Le Dragon bleu

Le Dragon bleu , conception et mise en scène de Robert Lepage.


Ce spectacle boucle son  cycle chinois  (La trilogie des dragons) passe à Ottawa,  cette semaine en français, la semaine prochaine en anglais avec la même distribution.On connaît la  prédilection de Lepage pour les productions multilingues  où cette fois-ci, il  parle le  chinois  avec une aisance étonnnante.  Cette production révèle les faiblesses de la formidable machine Lepage  où la poésie visuelle  ultra sophistiquée brille toujours mais où l’ interaction avec les  conventions plus traditionnelles de la scène (comédiens, situations, intrigue  quasi mélodramatique) est plutôt décevante.  Lepage  joue  Pierre, artiste québécois en panne d’inspiration, établi à Shanghaï. Son ex-femme , Claire,  arrive du Canada pour adopter un bébé et reprendre contact avec son partenaire, sans se rendre compte que la danseuse  et artiste peintre Xiao Ling est désormais  la  maîtresse de Pierre  et que  les sentiments de Pierre envers  les deux femmes sont très  ambivalents.
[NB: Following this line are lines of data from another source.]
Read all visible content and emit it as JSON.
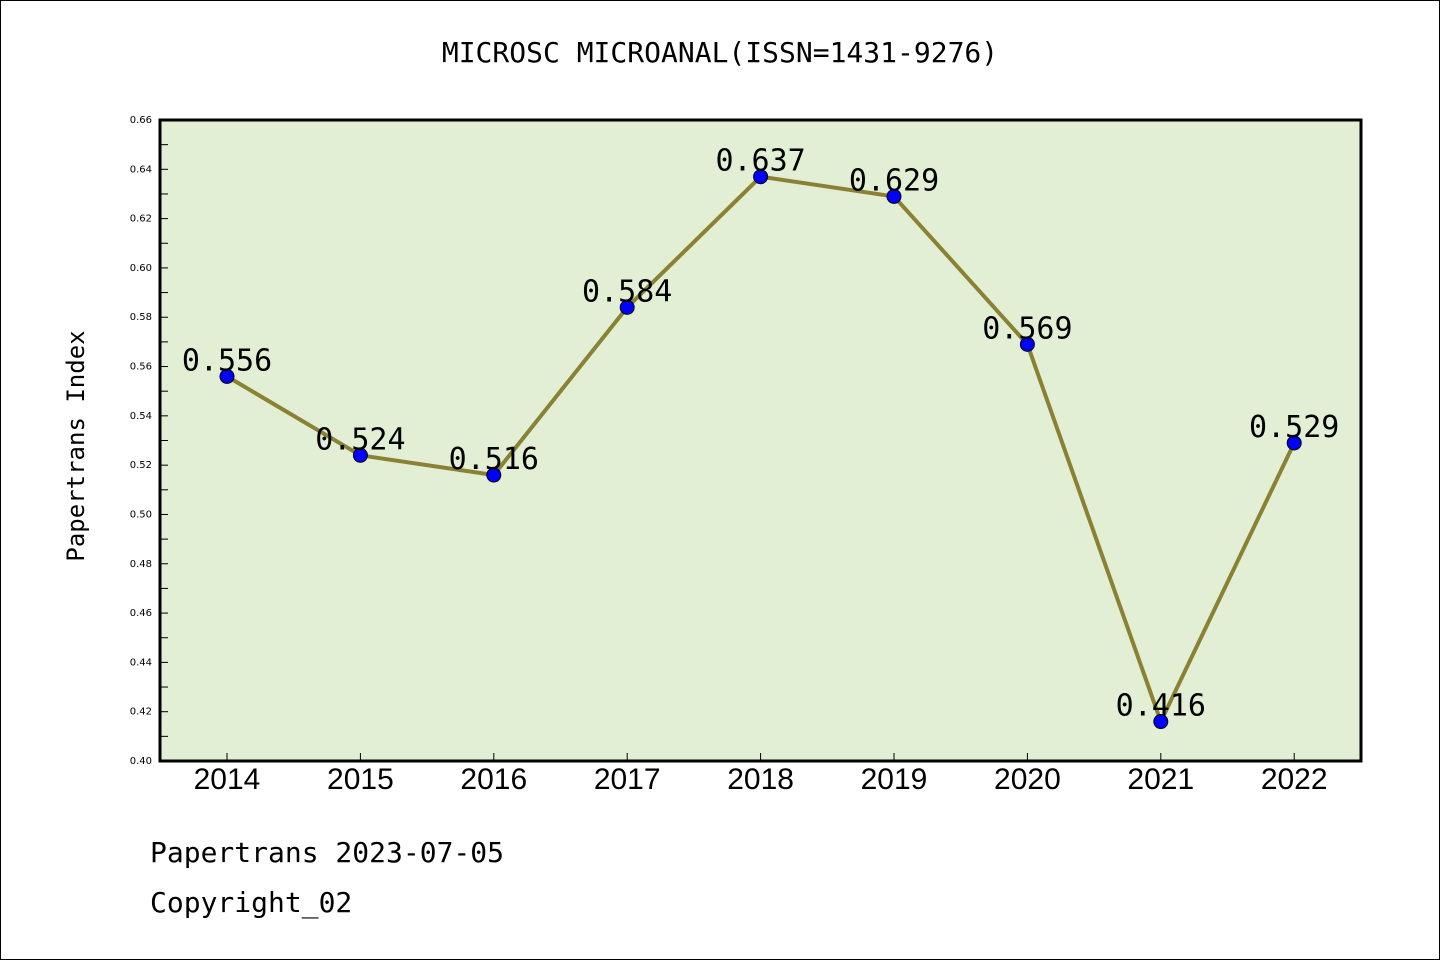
{
  "chart_data": {
    "type": "line",
    "title": "MICROSC MICROANAL(ISSN=1431-9276)",
    "xlabel": "",
    "ylabel": "Papertrans Index",
    "categories": [
      "2014",
      "2015",
      "2016",
      "2017",
      "2018",
      "2019",
      "2020",
      "2021",
      "2022"
    ],
    "values": [
      0.556,
      0.524,
      0.516,
      0.584,
      0.637,
      0.629,
      0.569,
      0.416,
      0.529
    ],
    "data_labels": [
      "0.556",
      "0.524",
      "0.516",
      "0.584",
      "0.637",
      "0.629",
      "0.569",
      "0.416",
      "0.529"
    ],
    "ylim": [
      0.4,
      0.66
    ],
    "yticks": [
      "0.40",
      "0.42",
      "0.44",
      "0.46",
      "0.48",
      "0.50",
      "0.52",
      "0.54",
      "0.56",
      "0.58",
      "0.60",
      "0.62",
      "0.64",
      "0.66"
    ],
    "grid": false,
    "colors": {
      "line": "#8b8133",
      "marker": "#0000ff",
      "plot_background": "#e2efd5"
    }
  },
  "footer": {
    "date_line": "Papertrans 2023-07-05",
    "copyright": "Copyright_02"
  }
}
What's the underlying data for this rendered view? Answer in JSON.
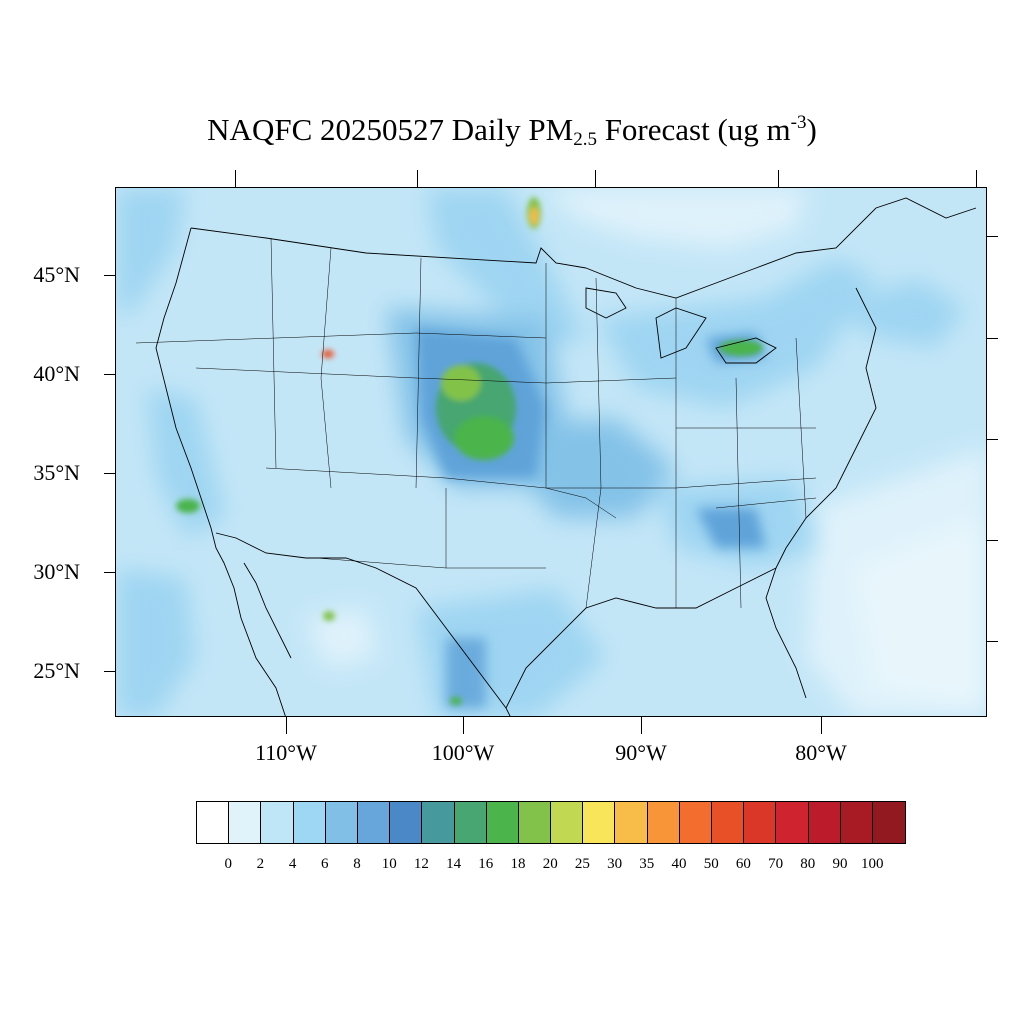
{
  "title": {
    "prefix": "NAQFC 20250527 Daily PM",
    "subscript": "2.5",
    "middle": " Forecast (ug m",
    "superscript": "-3",
    "suffix": ")"
  },
  "lat_labels": [
    "45°N",
    "40°N",
    "35°N",
    "30°N",
    "25°N"
  ],
  "lon_labels": [
    "110°W",
    "100°W",
    "90°W",
    "80°W"
  ],
  "colorbar": {
    "colors": [
      "#ffffff",
      "#e0f3fb",
      "#bfe6f7",
      "#9dd7f3",
      "#82bfe6",
      "#66a6da",
      "#4a88c8",
      "#46999c",
      "#47a671",
      "#4bb44b",
      "#82c24a",
      "#c1d853",
      "#f8e55a",
      "#f8bd48",
      "#f89538",
      "#f26d2e",
      "#e85128",
      "#db3728",
      "#cf2330",
      "#bb1b2b",
      "#a81a24",
      "#931920"
    ],
    "labels": [
      "0",
      "2",
      "4",
      "6",
      "8",
      "10",
      "12",
      "14",
      "16",
      "18",
      "20",
      "25",
      "30",
      "35",
      "40",
      "50",
      "60",
      "70",
      "80",
      "90",
      "100"
    ]
  },
  "colors": {
    "land_background": "#c3e6f7",
    "ocean_light": "#dff2fb",
    "plume_mid": "#84c2e8",
    "plume_dark": "#5fa3d9",
    "hotspot_green": "#4bb44b",
    "hotspot_red": "#e85128",
    "boundary": "#000000"
  }
}
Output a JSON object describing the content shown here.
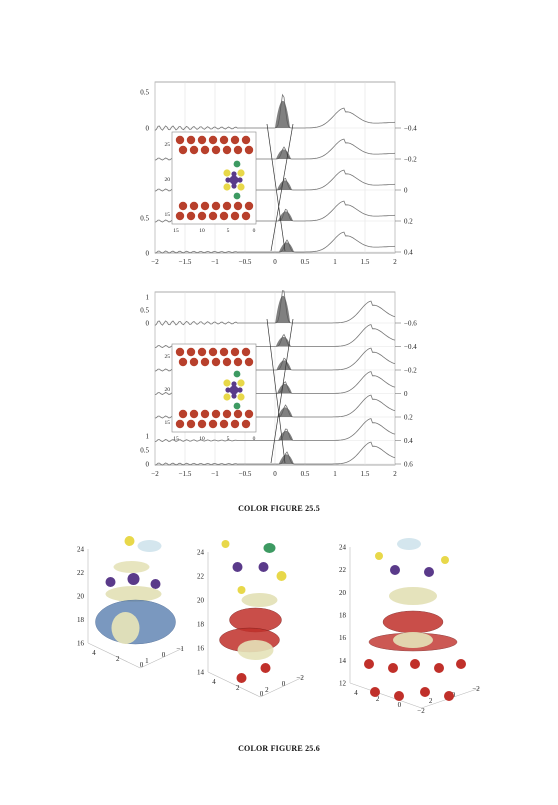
{
  "figure_25_5": {
    "caption": "COLOR FIGURE 25.5",
    "panels": [
      {
        "x_ticks": [
          "-2",
          "-1.5",
          "-1",
          "-0.5",
          "0",
          "0.5",
          "1",
          "1.5",
          "2"
        ],
        "left_y_ticks_top": [
          "0.5",
          "0"
        ],
        "left_y_ticks_bottom": [
          "0.5",
          "0"
        ],
        "right_labels": [
          "-0.4",
          "-0.2",
          "0",
          "0.2",
          "0.4"
        ],
        "inset_y_ticks": [
          "25",
          "20",
          "15"
        ],
        "inset_x_ticks": [
          "15",
          "10",
          "5",
          "0"
        ]
      },
      {
        "x_ticks": [
          "-2",
          "-1.5",
          "-1",
          "-0.5",
          "0",
          "0.5",
          "1",
          "1.5",
          "2"
        ],
        "left_y_ticks_top": [
          "1",
          "0.5",
          "0"
        ],
        "left_y_ticks_bottom": [
          "1",
          "0.5",
          "0"
        ],
        "right_labels": [
          "-0.6",
          "-0.4",
          "-0.2",
          "0",
          "0.2",
          "0.4",
          "0.6"
        ],
        "inset_y_ticks": [
          "25",
          "20",
          "15"
        ],
        "inset_x_ticks": [
          "15",
          "10",
          "5",
          "0"
        ]
      }
    ],
    "colors": {
      "atom_red": "#b8402c",
      "atom_yellow": "#e8d84a",
      "atom_purple": "#5a3a8a",
      "atom_green": "#3d9a62",
      "curve": "#777777",
      "peak_fill": "#555555"
    }
  },
  "figure_25_6": {
    "caption": "COLOR FIGURE 25.6",
    "plots": [
      {
        "z_ticks": [
          "24",
          "22",
          "20",
          "18",
          "16"
        ],
        "axis_a": [
          "4",
          "2",
          "0"
        ],
        "axis_b": [
          "1",
          "0",
          "-1"
        ]
      },
      {
        "z_ticks": [
          "24",
          "22",
          "20",
          "18",
          "16",
          "14"
        ],
        "axis_a": [
          "4",
          "2",
          "0"
        ],
        "axis_b": [
          "2",
          "0",
          "-2"
        ]
      },
      {
        "z_ticks": [
          "24",
          "22",
          "20",
          "18",
          "16",
          "14",
          "12"
        ],
        "axis_a": [
          "4",
          "2",
          "0",
          "-2"
        ],
        "axis_b": [
          "2",
          "0",
          "-2"
        ]
      }
    ],
    "colors": {
      "blue_mesh": "#5a7fb0",
      "cream_surface": "#e4e2b8",
      "red_sphere": "#c0302a",
      "light_blue": "#cfe3ec"
    }
  }
}
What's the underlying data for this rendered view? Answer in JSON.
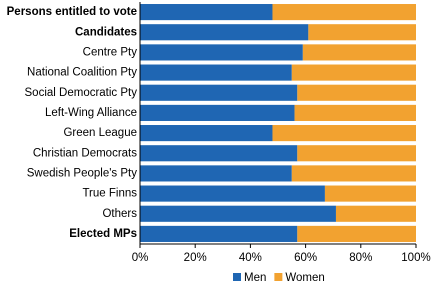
{
  "chart_data": {
    "type": "stacked_barh",
    "categories": [
      "Persons entitled to vote",
      "Candidates",
      "Centre Pty",
      "National Coalition Pty",
      "Social Democratic Pty",
      "Left-Wing Alliance",
      "Green League",
      "Christian Democrats",
      "Swedish People's Pty",
      "True Finns",
      "Others",
      "Elected MPs"
    ],
    "emphasized": [
      true,
      true,
      false,
      false,
      false,
      false,
      false,
      false,
      false,
      false,
      false,
      true
    ],
    "series": [
      {
        "name": "Men",
        "color": "#1f66b3",
        "values": [
          48,
          61,
          59,
          55,
          57,
          56,
          48,
          57,
          55,
          67,
          71,
          57
        ]
      },
      {
        "name": "Women",
        "color": "#f2a230",
        "values": [
          52,
          39,
          41,
          45,
          43,
          44,
          52,
          43,
          45,
          33,
          29,
          43
        ]
      }
    ],
    "xlim": [
      0,
      100
    ],
    "xticks": [
      {
        "value": 0,
        "label": "0%"
      },
      {
        "value": 20,
        "label": "20%"
      },
      {
        "value": 40,
        "label": "40%"
      },
      {
        "value": 60,
        "label": "60%"
      },
      {
        "value": 80,
        "label": "80%"
      },
      {
        "value": 100,
        "label": "100%"
      }
    ],
    "legend": "bottom"
  }
}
  Mais la jalousie,  les  réflexions sur le communisme chinois, les rapports problématiques avec le père, l’avenir de la Chine sont intégrés d’une manière assez superficielle dans des clips de cinéma chinois; il y  un moment intéressant malgré tout,  où  Xiao Ling recrée une séquence  de danse contemporaine, post-révolution culturelle,  où l’on brandit le fusil et le petit livre rouge.Mais une  direction d’acteurs  très faible et un   rythme  assez poussif  banalise les propos du spectacle. ledragonbleu.jpg
Il faut capter les repères visuels  pour naviguer dans la poésie scénique de cette aventure  qui est parfois d’une grande beauté. Lepage fait une démonstration de calligraphie chinoise.Le geste, le pinceau, et la pensée s’unissent pour fabriquer une multiplicité de significations sans fin.

C’est la clé de ses inventions scéniques  qui fonctionnent comme autant de traits calligraphiques dans une dynamique de cinéma. Grâce à la technologie numérique, Robert Lepage  construit un réseau d’images simultanées.  Le cinéma et la gestuelle de l’écriture chinoise se rencontrent : des écrans alignés  projettent les traits du pinceau comme par magie, la ville  de Shanghai brille à l’horizon, et une séance de tatouage provoque la douleur du tatoué et le plaisir de l’artiste, tandis que  le corps diaphane d’un danseur apparaît enveloppé de  points de lumière mystérieux comme des flocons de neige.  Un dénouement étonnant  confirme l’instabilité de l’image par rapport à la réalité matérielle.  Malgré quelques moments envoûtants, ce  spectacle sur le processus de création inspiré de l’art chinois,  nous a laissé sur notre  faim, ce qui est inhabituel devant un spectacle de Lepage.